Ülkedeki ilk medya operasyonlarından mevcut iktidarın yıllar içindeki dönüşümüne; yüksek tansiyonlu seçim gecelerinden The Marmara olayına; yeterince anlaşılamamış bir Atatürk'ten Ayasofya'nın ibadete açılmasına, "Adam Kazandı" olayından iktidar ve muhalefet adaylarının yıllar sonra bir araya geldiği ilk açıkoturuma; Fatih Portakal'ın emekliye ayrılma kararından medya, iktidar, kadın cinayetleri, yoksulluk ve Z kuşağının iktidar algısına dek uzanan ve Türkiye'nin son yirmi yılına damgasını vuran olaylar İsmail Küçükkaya'nın kaleminden okuyucusuna yansıyor.
Fikri Hür Vicdanı Hür sadece kamuya karşı sorumluluk duyan ve haberi değer kabul eden bir gazetecinin, İsmail Küçükkaya'nın toplumsal hafızaya düştüğü bir not…

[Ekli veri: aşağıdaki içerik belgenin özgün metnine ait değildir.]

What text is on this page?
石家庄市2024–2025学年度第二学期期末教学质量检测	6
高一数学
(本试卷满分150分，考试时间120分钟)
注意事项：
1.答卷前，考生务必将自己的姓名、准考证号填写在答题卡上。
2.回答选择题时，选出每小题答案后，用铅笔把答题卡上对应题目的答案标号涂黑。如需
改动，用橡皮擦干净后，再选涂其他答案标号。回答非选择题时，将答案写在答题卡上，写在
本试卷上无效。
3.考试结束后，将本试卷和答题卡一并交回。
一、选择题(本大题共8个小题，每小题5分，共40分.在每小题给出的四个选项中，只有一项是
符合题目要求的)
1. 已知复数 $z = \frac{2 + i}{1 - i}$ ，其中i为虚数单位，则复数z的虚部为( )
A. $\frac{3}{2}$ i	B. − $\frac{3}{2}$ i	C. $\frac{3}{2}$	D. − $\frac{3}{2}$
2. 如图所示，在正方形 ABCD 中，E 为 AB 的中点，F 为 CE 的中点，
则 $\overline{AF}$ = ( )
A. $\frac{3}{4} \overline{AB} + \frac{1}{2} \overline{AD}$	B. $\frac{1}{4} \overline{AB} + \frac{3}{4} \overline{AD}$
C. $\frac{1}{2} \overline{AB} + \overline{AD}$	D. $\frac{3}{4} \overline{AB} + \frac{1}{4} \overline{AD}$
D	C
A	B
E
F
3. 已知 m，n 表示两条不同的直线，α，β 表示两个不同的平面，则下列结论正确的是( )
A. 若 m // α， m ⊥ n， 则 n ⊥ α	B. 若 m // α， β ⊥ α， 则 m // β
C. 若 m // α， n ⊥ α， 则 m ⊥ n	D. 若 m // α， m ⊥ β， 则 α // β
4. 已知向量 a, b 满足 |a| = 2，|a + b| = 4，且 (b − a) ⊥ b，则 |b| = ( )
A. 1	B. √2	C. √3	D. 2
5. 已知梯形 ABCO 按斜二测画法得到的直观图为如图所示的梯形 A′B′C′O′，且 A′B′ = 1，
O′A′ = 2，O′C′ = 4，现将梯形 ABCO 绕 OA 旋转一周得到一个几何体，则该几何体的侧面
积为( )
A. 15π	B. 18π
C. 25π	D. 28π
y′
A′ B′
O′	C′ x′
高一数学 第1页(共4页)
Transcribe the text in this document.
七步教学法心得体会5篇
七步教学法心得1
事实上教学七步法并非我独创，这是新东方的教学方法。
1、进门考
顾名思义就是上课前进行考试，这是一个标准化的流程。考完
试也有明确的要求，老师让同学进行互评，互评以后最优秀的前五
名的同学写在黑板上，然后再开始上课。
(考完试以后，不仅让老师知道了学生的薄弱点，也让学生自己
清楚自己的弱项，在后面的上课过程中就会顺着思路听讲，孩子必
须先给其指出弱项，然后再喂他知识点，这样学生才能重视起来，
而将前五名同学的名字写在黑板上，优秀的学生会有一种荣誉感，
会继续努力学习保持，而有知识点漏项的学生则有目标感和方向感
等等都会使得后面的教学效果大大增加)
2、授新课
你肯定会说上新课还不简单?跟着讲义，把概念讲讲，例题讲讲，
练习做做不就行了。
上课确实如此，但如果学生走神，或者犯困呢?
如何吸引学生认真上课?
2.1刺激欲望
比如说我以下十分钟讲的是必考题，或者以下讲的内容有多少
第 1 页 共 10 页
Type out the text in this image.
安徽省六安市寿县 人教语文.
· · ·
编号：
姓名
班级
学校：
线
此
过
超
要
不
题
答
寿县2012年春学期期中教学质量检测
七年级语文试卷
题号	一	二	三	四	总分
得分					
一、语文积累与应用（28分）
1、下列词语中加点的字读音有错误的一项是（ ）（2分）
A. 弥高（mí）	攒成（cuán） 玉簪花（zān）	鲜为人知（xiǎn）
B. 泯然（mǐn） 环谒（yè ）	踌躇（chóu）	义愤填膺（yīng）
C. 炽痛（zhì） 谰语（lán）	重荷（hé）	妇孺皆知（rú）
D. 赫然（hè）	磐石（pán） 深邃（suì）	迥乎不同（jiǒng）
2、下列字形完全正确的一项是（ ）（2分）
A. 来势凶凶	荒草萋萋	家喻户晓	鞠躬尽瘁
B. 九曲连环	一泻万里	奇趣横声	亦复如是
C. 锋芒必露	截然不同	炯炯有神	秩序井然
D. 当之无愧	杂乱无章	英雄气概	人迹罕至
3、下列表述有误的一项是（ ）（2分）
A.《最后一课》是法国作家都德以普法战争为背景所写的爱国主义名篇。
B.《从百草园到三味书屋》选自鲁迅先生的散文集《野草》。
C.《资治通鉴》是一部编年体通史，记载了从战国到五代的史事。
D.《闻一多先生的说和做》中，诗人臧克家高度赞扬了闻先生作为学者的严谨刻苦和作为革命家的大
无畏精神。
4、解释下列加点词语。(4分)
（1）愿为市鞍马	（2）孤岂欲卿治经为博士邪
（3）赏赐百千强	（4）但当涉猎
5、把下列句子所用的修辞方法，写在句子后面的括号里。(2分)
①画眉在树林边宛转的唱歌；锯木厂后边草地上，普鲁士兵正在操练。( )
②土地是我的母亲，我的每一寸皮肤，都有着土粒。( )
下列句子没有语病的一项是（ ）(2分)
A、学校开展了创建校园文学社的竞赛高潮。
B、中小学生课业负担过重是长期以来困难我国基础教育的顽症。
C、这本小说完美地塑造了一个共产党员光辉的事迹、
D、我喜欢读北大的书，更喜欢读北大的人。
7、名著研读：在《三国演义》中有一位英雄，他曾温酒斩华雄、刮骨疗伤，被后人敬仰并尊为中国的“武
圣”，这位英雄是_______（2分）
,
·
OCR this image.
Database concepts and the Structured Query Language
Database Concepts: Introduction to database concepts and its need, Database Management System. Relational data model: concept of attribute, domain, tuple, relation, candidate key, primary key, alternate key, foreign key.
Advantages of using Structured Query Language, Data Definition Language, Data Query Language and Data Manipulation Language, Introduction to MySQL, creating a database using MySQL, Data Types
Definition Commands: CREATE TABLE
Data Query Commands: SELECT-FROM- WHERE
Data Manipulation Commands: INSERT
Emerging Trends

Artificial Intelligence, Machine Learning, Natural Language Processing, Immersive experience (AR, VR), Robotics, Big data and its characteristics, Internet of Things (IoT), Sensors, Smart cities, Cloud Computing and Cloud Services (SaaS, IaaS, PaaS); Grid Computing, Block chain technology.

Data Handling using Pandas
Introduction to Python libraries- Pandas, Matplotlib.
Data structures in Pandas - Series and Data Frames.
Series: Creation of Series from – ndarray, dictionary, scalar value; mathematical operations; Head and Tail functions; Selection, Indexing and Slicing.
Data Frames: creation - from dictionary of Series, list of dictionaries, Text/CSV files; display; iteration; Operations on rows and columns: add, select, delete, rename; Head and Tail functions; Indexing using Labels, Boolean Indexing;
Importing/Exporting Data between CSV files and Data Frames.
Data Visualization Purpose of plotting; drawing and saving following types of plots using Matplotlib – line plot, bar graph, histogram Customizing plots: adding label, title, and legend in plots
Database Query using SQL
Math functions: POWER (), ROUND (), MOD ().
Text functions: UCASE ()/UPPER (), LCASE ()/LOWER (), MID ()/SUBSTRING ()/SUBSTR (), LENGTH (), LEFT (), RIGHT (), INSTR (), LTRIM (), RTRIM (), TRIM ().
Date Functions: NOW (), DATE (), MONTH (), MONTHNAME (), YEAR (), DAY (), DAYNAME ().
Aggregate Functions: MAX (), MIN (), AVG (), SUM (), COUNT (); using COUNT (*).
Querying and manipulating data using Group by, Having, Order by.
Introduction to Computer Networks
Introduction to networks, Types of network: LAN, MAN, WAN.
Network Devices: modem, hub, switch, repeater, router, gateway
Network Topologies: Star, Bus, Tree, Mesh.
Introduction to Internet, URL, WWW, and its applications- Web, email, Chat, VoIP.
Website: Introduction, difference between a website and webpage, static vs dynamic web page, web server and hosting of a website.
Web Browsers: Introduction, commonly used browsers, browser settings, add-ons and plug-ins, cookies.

"Genç yaşlarından itibaren tanıdığım Küçükkaya'nın devamlı öğrenmeye ve kendini geliştirmeye çalışması bizde 60'lı yıllardan itibaren kaybolan gazetecileri hatırlatır bana ve onu bugünün gazetecilerinden farklı kılar. İsmail Küçükkaya otosansür de dahil sansürün her türünden şiddetle kaçınan bir gazetecidir. Haberleri, yeni bir olayı görüp de nakleden bir çocuğun heyecanı içinde verir, yorumlarını yapar. Tüm sevimliliğiyle, son derece ciddi bir yorumcu ve gazetecidir."